简体   繁体   English

为什么我不能在子字符串中捕获多个数字?

[英]Why can't I capture more than one digit in substring?

I am creating regex to extract various fields from logs files. 我正在创建正则表达式以从日志文件中提取各种字段。 I have created one regex using some tools and its almost complete. 我使用一些工具创建了一个正则表达式,它几乎完整。 the only thing is for one field its extracting only one digit instead of full number. 唯一的问题是对于一个字段,它只提取一位数字而不是整数。 for better understanding I have saved it to below link. 为了更好地理解,我将其保存到以下链接。

My Regex Demo 我的正则表达式演示

Pattern: 图案:

/(?=[^P]*(?:ParNew|P.*ParNew|PSYoungGen|DefNew))^(?:).*(?P<ParNew_before_1>\d)K\->(?P<ParNew_after_1>\d+)K\((?P<young_heap_size>\d+)K\), (?P<par_new_duration>\d+\.\d+) secs\] (?P<ParNew_before_2>\d+)K\->(?P<ParNew_after_2>\d+)K\((?P<total_heap_size>\d+)/

String: 串:

146372.273: [GC146372.274: [ParNew: 378633K->88155K(419456K), 0.0313803 secs] 9893391K->9602913K(12478080K), 0.0320299 secs] [Times: user=0.32 sys=0.01, real=0.03 secs]

Current Output: 电流输出:

Full match      `146372.273: [GC146372.274: [ParNew: 378633K->88155K(419456K), 0.0313803 secs] 9893391K->9602913K(12478080`
Group `ParNew_before_1`     `3`
Group `ParNew_after_1`      `88155`
Group `young_heap_size`     `419456`
Group `par_new_duration`    `0.0313803`
Group `ParNew_before_2`     `9893391`
Group `ParNew_after_2`      `9602913`
Group `total_heap_size`     `12478080`

Expected Output: 预期产量:

Full match      `146372.273: [GC146372.274: [ParNew: 378633K->88155K(419456K), 0.0313803 secs] 9893391K->9602913K(12478080`

Group ParNew_before_1 378633 ParNew_before_1 378633

Group `ParNew_after_1`      `88155`
Group `young_heap_size`     `419456`
Group `par_new_duration`    `0.0313803`
Group `ParNew_before_2`     `9893391`
Group `ParNew_after_2`      `9602913`
Group `total_heap_size`     `12478080`

In above example: Group ParNew_before_1 extracting only one digit. 在上面的示例中:组ParNew_before_1仅提取一位数字。
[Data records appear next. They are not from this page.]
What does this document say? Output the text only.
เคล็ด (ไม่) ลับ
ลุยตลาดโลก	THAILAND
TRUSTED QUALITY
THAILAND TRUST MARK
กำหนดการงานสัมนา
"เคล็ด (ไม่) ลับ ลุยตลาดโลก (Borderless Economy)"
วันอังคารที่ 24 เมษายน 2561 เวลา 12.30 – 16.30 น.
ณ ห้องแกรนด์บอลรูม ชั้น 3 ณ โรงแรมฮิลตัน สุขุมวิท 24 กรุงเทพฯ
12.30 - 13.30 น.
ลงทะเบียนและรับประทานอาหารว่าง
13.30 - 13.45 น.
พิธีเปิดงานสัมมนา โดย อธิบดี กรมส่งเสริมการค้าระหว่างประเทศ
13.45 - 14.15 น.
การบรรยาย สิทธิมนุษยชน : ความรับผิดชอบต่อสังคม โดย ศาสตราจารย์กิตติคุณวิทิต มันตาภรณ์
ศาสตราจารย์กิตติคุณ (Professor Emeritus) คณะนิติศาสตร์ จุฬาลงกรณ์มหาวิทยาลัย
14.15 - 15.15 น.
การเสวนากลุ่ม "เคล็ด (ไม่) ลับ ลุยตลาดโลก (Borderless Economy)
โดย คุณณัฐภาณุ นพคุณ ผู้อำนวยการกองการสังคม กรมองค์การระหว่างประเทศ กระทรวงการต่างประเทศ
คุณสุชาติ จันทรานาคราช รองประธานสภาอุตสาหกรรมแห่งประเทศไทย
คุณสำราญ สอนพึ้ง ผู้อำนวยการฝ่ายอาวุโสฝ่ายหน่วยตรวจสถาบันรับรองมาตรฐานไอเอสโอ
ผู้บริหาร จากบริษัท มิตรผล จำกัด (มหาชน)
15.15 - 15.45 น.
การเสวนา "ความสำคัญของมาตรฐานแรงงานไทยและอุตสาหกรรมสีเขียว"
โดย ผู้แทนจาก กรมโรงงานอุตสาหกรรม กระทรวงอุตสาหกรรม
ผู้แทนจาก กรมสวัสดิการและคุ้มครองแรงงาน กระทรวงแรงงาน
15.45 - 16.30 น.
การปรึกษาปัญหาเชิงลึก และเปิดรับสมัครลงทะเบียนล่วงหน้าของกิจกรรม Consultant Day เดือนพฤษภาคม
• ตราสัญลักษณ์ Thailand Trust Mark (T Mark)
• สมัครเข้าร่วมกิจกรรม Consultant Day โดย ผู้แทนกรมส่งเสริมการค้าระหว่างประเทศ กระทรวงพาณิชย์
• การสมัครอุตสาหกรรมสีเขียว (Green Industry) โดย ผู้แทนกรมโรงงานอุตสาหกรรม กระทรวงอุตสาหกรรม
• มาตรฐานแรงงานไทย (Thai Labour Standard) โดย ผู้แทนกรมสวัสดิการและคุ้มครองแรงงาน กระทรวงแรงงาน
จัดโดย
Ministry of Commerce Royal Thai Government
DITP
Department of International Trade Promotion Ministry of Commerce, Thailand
There are three things I'd like to note here: 我想在这里注意三件事:

  • The lookahead should be placed after ^ (it will make more sense to check its pattern at the start of the string only) 前行应放在^之后(仅在字符串开头检查其模式会更有意义)
  • The \\d won't match more than 1 digit, add + after it to match 1 or more \\d不能匹配超过1个数字,请在其后添加+以匹配1个或多个
  • .* is too greedy, use lazy .*? .*太贪婪,请使用懒惰的.*? .

Use 采用

^(?=[^P]*(?:ParNew|P.*ParNew|PSYoungGen|DefNew)).*?(?P<ParNew_before_1>\d+)K->(?P<ParNew_after_1>\d+)K\((?P<young_heap_size>\d+)K\), (?P<par_new_duration>\d+\.\d+) secs\] (?P<ParNew_before_2>\d+)K\->(?P<ParNew_after_2>\d+)K\((?P<total_heap_size>\d+)
 ^^^                                           ^  ^                      ^

See this regex demo 观看此正则表达式演示

Also, you do not need to escape - that are not inside character classes. 另外,您不需要转义-不在字符类内。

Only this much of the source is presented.